Supermarkets are well aware of this concept known as price anchoring, and have been using this pricing strategy for years to manipulate us to spend more.Not just supermarkets, but banks have also been using the same tactic to earn some money from us. How many of us have used a credit card to get 10% cash back on groceries, but failed to make prompt payment and ended up being charged 18% interest? How about spending an extra RM20 to reach the RM100 bill mark to get free parking that only cost RM5?
When taking up a home loan, we tend to extend our loan tenure for a lower interest rate, but didn’t realize we ended up paying more in interest.
Simply put, we’re not as rational and logical as we thought when it comes to math.
How to avoid the trap: Kudos to those who actually takes out a calculator and do the math while shopping. This trap is actually quite challenging to tackle, and our best bet to beat it is to train our minds to mentally calculate.
5. Free samples
Free samples are believed to stimulate our appetite and make us hungry, thus making us buy things that we did not intend to buy in the first place.

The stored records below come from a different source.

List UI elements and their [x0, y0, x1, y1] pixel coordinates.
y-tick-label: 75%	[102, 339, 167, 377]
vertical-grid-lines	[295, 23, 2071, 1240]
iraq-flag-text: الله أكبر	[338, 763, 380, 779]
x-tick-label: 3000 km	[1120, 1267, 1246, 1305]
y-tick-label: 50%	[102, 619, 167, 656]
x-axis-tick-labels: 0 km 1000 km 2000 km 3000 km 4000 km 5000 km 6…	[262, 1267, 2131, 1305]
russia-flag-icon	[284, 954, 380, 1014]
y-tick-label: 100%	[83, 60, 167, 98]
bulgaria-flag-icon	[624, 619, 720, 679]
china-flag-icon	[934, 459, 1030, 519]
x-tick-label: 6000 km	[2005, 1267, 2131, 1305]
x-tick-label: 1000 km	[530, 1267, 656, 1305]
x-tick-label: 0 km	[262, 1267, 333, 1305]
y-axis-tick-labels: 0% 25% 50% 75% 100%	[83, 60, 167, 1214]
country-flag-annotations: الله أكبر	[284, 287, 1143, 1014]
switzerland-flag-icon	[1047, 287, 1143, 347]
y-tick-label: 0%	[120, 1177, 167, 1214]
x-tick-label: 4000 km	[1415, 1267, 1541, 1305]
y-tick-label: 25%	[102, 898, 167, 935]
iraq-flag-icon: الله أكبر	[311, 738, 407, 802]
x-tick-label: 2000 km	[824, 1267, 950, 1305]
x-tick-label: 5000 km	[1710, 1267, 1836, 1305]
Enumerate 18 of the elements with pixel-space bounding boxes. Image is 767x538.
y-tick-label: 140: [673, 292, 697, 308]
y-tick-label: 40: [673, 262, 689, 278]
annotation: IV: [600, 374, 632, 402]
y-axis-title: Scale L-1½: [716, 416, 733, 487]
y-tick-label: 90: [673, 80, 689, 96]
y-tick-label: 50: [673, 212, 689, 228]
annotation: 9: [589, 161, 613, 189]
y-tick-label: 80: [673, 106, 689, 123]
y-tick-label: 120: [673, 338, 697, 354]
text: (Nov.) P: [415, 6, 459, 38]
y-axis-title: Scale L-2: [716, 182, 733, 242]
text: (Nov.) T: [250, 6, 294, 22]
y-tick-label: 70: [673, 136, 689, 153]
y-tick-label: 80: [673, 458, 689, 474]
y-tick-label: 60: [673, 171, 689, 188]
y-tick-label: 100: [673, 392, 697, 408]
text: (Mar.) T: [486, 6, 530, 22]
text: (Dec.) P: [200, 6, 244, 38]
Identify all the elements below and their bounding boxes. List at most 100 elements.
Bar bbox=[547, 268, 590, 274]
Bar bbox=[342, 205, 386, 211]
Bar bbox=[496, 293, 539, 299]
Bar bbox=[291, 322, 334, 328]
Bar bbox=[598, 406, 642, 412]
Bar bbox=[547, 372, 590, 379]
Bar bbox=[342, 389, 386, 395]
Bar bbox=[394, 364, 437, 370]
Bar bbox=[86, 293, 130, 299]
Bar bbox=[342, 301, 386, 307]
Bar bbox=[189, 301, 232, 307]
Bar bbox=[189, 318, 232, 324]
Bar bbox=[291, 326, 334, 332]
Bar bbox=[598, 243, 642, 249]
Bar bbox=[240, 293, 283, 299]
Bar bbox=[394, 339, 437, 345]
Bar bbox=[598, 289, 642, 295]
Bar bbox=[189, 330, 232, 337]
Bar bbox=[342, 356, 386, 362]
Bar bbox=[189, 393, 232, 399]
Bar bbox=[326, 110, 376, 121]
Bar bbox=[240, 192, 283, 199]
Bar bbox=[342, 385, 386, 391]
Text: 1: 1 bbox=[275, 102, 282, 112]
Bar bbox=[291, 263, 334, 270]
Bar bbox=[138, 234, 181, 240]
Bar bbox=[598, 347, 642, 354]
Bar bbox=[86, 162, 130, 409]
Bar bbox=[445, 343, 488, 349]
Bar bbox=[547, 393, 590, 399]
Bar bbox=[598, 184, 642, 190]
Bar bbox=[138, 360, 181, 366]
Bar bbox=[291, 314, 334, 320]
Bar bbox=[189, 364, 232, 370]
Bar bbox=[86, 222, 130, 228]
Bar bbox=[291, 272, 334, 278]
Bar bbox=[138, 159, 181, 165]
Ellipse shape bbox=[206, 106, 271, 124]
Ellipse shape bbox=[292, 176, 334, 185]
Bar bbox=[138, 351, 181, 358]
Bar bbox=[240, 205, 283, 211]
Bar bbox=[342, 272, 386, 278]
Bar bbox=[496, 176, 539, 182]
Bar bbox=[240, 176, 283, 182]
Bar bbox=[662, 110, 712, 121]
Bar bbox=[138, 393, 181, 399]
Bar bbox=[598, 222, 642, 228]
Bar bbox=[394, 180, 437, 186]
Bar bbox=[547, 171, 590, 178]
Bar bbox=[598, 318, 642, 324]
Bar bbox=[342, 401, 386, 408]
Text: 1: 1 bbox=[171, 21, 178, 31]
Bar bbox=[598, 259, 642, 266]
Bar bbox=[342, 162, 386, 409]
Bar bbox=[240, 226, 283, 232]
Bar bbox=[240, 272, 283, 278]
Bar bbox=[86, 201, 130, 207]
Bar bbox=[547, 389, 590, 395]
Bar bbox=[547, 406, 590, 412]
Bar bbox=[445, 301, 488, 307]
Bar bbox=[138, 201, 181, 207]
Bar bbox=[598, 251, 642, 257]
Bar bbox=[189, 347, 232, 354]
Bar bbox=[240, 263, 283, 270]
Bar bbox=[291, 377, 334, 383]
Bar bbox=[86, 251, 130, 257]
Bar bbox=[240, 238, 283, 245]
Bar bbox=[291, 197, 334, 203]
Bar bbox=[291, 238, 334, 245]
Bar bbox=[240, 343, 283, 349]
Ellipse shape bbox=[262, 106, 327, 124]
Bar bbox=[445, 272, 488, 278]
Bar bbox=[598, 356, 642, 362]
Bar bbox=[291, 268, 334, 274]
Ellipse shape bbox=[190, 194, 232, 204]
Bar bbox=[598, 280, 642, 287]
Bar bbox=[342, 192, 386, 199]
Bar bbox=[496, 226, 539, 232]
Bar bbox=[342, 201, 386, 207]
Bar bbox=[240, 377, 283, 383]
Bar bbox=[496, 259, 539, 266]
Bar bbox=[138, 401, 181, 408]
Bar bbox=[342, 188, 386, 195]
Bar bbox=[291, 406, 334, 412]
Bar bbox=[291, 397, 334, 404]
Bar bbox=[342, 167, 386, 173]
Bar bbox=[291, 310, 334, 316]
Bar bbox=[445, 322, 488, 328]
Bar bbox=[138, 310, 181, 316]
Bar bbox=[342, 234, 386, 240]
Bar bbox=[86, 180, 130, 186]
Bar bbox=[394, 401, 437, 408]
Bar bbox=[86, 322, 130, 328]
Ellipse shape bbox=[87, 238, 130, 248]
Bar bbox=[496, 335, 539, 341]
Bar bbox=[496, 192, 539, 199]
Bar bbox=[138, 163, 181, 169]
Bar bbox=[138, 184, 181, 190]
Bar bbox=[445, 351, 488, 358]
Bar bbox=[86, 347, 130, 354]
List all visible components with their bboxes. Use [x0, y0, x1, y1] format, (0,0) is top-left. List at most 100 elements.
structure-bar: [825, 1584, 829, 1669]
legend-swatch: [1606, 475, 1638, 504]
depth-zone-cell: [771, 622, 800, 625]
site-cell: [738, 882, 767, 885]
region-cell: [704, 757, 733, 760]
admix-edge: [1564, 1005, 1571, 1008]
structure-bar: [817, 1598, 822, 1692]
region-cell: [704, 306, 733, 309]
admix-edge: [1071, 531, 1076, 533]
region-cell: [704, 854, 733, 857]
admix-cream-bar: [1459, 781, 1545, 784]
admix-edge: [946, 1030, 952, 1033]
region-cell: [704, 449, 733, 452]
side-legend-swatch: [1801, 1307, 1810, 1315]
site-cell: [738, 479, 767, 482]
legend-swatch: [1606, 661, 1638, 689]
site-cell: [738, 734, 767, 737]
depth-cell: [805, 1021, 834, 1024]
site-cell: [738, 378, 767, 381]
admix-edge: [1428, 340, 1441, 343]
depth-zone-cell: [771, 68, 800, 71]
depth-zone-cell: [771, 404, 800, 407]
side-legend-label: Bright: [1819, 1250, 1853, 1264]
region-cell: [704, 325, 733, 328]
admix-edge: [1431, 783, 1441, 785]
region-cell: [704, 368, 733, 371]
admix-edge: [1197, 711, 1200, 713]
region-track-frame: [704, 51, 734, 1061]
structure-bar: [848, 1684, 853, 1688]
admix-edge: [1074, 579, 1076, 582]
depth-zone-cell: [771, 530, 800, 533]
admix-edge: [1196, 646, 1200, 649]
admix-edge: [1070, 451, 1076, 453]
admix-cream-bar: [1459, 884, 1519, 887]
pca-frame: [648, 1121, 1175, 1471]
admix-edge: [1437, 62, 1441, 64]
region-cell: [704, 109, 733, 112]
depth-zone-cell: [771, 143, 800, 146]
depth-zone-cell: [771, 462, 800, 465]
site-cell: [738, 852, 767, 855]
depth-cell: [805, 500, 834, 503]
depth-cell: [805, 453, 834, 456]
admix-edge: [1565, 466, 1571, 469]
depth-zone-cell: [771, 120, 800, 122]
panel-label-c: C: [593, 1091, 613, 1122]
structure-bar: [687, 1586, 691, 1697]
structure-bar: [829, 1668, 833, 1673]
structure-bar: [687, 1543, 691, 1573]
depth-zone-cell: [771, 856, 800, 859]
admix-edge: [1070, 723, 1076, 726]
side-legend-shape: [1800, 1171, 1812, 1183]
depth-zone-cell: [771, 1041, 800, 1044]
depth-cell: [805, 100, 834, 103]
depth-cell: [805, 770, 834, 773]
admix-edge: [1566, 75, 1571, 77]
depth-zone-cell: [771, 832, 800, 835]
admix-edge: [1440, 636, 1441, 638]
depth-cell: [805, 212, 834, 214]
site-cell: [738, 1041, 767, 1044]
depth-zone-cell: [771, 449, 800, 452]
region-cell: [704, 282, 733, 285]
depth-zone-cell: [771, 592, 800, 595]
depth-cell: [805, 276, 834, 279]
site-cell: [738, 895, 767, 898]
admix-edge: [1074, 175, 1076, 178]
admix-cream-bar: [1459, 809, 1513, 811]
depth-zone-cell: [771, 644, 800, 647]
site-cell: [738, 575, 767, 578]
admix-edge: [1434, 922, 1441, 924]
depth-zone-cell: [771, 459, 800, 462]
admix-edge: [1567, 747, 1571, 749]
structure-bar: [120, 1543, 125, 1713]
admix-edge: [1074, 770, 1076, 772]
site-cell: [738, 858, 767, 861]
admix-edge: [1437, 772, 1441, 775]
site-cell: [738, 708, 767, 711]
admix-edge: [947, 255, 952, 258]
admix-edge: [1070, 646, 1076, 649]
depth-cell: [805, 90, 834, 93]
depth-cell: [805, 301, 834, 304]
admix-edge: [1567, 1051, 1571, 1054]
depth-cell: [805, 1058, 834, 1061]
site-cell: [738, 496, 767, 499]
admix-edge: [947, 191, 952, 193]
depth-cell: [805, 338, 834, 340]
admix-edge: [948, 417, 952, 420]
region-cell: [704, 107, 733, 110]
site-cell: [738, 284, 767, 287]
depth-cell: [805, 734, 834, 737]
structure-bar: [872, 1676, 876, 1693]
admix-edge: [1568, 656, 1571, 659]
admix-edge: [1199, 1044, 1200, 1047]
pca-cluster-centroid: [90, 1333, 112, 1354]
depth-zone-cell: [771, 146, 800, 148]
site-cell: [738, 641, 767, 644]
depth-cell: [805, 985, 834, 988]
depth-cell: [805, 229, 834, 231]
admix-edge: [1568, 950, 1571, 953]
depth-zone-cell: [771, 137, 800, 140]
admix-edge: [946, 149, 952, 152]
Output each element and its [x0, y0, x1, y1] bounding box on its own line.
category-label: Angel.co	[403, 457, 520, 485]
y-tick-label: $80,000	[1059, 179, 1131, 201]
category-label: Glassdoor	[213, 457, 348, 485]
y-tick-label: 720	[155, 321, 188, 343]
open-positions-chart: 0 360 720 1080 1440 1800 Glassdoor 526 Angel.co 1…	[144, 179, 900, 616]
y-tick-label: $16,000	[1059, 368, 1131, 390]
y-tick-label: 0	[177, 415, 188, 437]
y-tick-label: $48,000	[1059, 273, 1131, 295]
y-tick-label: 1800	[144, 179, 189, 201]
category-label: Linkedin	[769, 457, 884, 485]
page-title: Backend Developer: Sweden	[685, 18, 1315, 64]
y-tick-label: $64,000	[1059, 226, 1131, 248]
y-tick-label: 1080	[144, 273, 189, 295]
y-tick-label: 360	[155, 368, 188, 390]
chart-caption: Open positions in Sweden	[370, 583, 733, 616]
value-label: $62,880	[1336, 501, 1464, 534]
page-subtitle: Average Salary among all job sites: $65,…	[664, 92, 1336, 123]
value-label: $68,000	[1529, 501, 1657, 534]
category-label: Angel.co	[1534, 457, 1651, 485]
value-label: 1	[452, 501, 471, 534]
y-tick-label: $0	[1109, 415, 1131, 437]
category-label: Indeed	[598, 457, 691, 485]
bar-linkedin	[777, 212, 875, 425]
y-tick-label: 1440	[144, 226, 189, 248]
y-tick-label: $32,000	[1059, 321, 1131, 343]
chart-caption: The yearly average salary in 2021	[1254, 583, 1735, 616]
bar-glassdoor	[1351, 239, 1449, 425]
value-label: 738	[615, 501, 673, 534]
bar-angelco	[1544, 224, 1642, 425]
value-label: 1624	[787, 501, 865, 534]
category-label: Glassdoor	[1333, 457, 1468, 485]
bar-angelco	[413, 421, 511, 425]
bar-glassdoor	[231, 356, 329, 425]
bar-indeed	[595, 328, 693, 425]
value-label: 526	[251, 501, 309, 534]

How to avoid the trap: Do your grocery shopping with a full stomach, and stick to your groceries list.
6. Loyalty cards
What better way to reward us loyal customers with a loyalty programmes, by giving us extra discounts and privileges for the money spent.
If you have one of those loyalty cards, you have just given away your private, intimate personal information for free.
Data mining is a big thing today, and supermarkets use your personal information to build a demographic profile of you, learning your buying and spending habits, and finding how loyal are you to them to create highly targeted and personalized ads for you.
Your information is also used to complement the points above, like store layout design, product placement and pricing strategy to make you spend as much money as possible in their supermarkets.
How to avoid the trap: Unfortunately, there’s no escaping this. Even if you opt to forego the benefits of a loyalty card to keep your anonymity, supermarkets are still able to get our personal information through credit and debit cards. If you used cash, supermarkets can train their cashiers in building relationship with you and thus learning your consumption pattern and giving you targeted coupon discounts personally at the checkout counter.
Due to the competitive nature of the industry, supermarkets have gone to extreme length to boost their sales. The point is to drive us make unplanned impulsive purchases on unnecessary things, and our only defense is to build strong awareness and discipline while shopping.